Lucas Cantor, Photo Credit: Archie Brooksbank @bladesmancontent

Every day, we are blinded by beauty.  We walk past buildings that are designed by geniuses, drive over bridges that took generations to build, and ignore hours of “background music” in every coffee shop, clothing store, and lobby we wander through.  There are so many beautiful things in the world that our mind has to work actively to filter them out. 

            Currently, there are about 70 million songs on Spotify.  If you decided to listen to all of them, streaming 24 hours a day, it would take you 500 years.  Songs are being added at a rate of 20 million per year so by the time you finished listening to all 70 million songs, 500 years from now, you’d only have heard 1% of the music available to you.  

            To tap into this vast ocean of beauty, all we need to do is pay attention.  

The world is a museum and we have a membership for as long as we’re alive. 

            Does this mean that you should take out your ear buds and listen to the sounds around you?  Maybe, but what’s playing in your earbuds is beautiful too.  Does it mean you should stop looking at your phone? Maybe, but your phone and the content you can access with it is the collective project of millions of artists, programmers and technicians.  It’s one of the most amazing things that human beings have ever created.

            I think the sheer volume of beauty in this world means one thing:  You can live your whole life and never lose your sense of wonder.  There are so many amazing things at your fingertips.  Even your fingertips themselves are beautiful… go ahead, look at them.  

It’s not easy to filter out the beauty around you.  Its work for your mind, but it becomes habitual and we get stuck in ruts where all we see are the blank spaces our minds create to shield us from constant distraction.

            Have you ever opened Spotify and thought, “ughhh, I’m sick of these songs?”

Sometimes I open Spotify and I’m overwhelmed by my choices, and sometimes, I’m overwhelmed by the idea that there’s music available that I would love, but that I’ll never hear. 

There’s more good music available instantly than one human could ever listen to in a lifetime.  
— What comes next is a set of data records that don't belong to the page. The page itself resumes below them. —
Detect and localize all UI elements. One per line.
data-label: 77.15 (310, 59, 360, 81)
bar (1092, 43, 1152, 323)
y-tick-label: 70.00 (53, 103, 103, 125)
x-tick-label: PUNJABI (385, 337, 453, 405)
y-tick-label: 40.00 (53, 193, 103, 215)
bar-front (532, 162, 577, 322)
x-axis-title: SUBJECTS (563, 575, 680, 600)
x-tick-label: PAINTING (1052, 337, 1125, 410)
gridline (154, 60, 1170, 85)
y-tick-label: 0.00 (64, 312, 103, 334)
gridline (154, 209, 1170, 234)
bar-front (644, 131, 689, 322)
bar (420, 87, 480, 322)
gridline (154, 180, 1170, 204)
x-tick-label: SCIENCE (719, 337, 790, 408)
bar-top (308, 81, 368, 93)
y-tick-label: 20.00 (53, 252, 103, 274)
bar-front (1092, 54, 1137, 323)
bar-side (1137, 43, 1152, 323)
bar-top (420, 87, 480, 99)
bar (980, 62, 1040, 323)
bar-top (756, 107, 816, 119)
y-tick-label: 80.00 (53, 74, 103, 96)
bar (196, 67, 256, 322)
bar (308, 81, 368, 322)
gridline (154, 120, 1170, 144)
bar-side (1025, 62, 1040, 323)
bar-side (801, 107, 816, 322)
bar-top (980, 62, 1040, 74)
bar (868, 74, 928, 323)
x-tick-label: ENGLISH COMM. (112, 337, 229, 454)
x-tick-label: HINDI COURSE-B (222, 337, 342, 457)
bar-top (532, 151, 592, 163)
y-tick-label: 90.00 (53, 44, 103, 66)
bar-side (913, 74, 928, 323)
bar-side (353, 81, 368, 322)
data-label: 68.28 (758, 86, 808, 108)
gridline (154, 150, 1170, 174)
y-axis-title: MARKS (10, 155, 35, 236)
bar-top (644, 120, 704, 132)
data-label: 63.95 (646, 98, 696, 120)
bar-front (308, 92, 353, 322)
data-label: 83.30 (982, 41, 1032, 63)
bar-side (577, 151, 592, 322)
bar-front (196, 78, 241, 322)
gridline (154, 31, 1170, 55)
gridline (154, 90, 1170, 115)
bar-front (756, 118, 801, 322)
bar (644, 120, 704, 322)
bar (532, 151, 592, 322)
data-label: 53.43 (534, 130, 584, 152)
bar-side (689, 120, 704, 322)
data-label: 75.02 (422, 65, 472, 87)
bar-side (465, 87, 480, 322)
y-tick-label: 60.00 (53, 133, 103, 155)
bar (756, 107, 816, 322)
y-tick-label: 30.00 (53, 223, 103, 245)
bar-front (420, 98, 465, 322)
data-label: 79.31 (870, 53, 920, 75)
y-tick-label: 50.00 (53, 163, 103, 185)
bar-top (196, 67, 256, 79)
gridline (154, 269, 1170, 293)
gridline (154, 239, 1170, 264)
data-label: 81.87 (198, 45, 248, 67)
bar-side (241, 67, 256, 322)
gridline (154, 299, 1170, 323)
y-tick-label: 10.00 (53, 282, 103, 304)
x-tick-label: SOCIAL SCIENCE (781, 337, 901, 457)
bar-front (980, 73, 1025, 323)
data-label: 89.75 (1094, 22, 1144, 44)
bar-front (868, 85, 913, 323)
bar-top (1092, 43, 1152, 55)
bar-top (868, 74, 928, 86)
That feeling of “ughhh I’m sick of these songs” is just your mind being tired of all the choices.   Give your mind a break.  Listen to a random piece of music and try to understand why someone loved it enough to make it.  Especially try listening to music that you know millions of people like and you’re just not one of them.  I used to describe my taste in music as “everything but country”.  I grew to appreciate Country music, simply by trying to understand why so many other people appreciate it.  There’s more to life than what we’ve decided to see.  We can go deeper into the world anytime by just taking a breath and allowing ourselves to experience the beauty all around us.